Homelessness and Housing
Homeless have been sleeping on clinic’s porch for months
“It tears me up inside,” says clinic’s president.
Above: Health Care for the Homeless has been letting people sleep on their porch for months. Shown here: eight people under blankets on the night of Dec. 28th.
The jarring sight we saw in the wee hours of the morning Thursday at Baltimore’s new $15.5 million homeless services clinic – eight people sleeping in barely above freezing temperatures outside the building on its “front porch” – was not unusual, it seems.
Kevin Lindamood, president and CEO of Health Care for the Homeless (HCH), said people began sleeping outside their building at 421 Fallsway a year ago – and the “porch population” that has been coming there ever since is “not static.”
Caseworkers are assigned to the people who turn up, meet regularly with them and often manage to find them a bed somewhere in town, Lindamood said.
But new people keep coming.
“We’ve had couples, we recently had two women and, at one point, we had a woman who was eight months pregnant,” he said, adding that the staff of the clinic (it is not a shelter) eventually found her a place to stay that was out of the elements.
The first person to camp out on the porch had been an undocumented immigrant and so, reluctant to involve the police, the staff had allowed the man to stay while they tried to get him counseling and other help.
As the porch encampment grew into a steady phenomenon, HCH enhanced the lighting there and installed security cameras and signs to make the area more secure, Lindamood said.
But he acknowledged that it is troubling to have people sleeping on the cold cement on the very doorstep of an institution dedicated to helping such men and women.
“It frustrates the hell out of us,” Lindamood said.
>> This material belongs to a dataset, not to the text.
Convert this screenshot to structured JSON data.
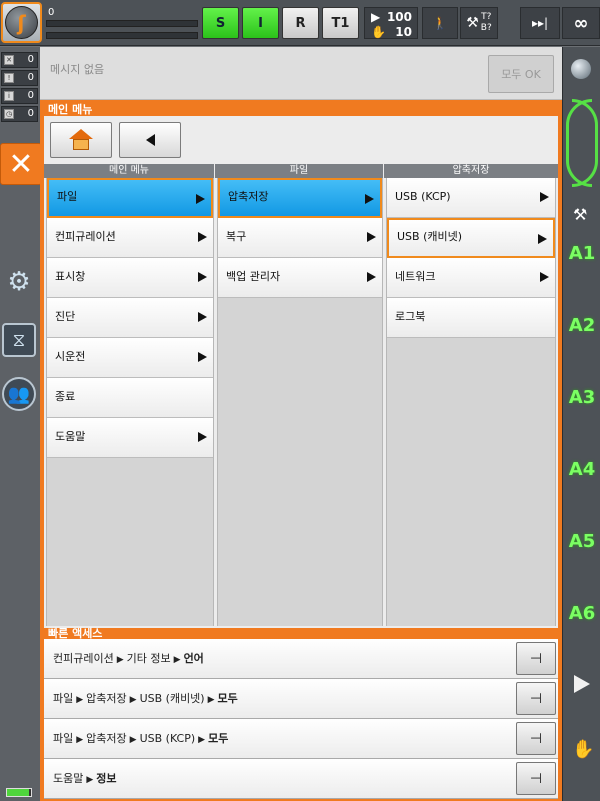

The current thinking in the city and among many homeless service providers, he noted, is that the focus should shift away from emergency shelter and more toward permanent housing solutions, making condoning the porch people “fairly controversial.”
“But the only way to not have people sleeping on the porch would be to physically prevent it and that’s not in keeping with our mission – to put a gate up out there wouldn’t be right,” Lindamood said.
“And yet, I mean, we are helping people to sleep on our porch! It tears me up inside.”
More Need, but Fewer Beds
So why can’t a building full of social workers practically next door to the city shelter get these people in out of the elements?
The $8 million, 250-bed Harry and Jeanette Weinberg Housing and Resource Center, to the consternation of homeless advocates, opened in June with 100 fewer beds than the shelter building it replaced. Has that been a factor?
Lindamood offered a number of reasons for the steady stream of people turning up on HCH’s front stoop, including the relative safety of the building. “On top of the [fact that it’s got] lights, it’s near the city [motor pool] gas station, so a lot of police cars go by,” he said. “They feel safer there.” He also noted that people with mental health, behavioral or addiction issues are sometimes less likely to wind up in a shelter.
But pressed on the role fewer city shelter beds might play in boosting the porch count, Lindamood said, “we have had people who said they’d been turned away” from there. (Sources have told The Brew the porch encampment really surged in the summer, around the time of the switchover to the new city shelter, a.k.a. “Code Blue.”)
Lindamood went on to observe, in an interview last Friday, that the city shelter “was at capacity last night. That tells you something.”
He noted that all of the 100 additional overflow beds available for men, and 19 of the 20 overflow beds available for women were full. Also full were the shelter’s day rooms, where city officials have now received permission from fire officials to house 60 people at night.
Phone messages left Friday for Homeless Services Director Kate Bridell and for Thomasina “Tomi” Hiers, deputy chief of staff for Mayor Stephanie Rawlings-Blake, were not returned.
The downsized and filled-up city shelter is only one piece of the problem.
Across the city, shelter beds made available by a number of providers for Baltimore’s growing homeless population are inadequate to meet the need. There are about 2,000 emergency and transitional shelter beds at the moment and at last count, in January 2011, there were 4,088 people homeless.
Coming to Shelters “Wide-Eyed”
Advocates believe that the official counts underestimate the problem and that, over the course of a year, 40,000 people will experience homelessness in Baltimore.
“There are people sleeping outside all over the city,” Lindamood said, describing the shift in the kinds of people seeking shelter and services these days.
“The traditional shelter client was a single man. Now you’re seeing mom and dad and two kids sleeping on a bench,” he said. “You have people who’ve never been at a shelter before. They’re coming in wide-eyed.”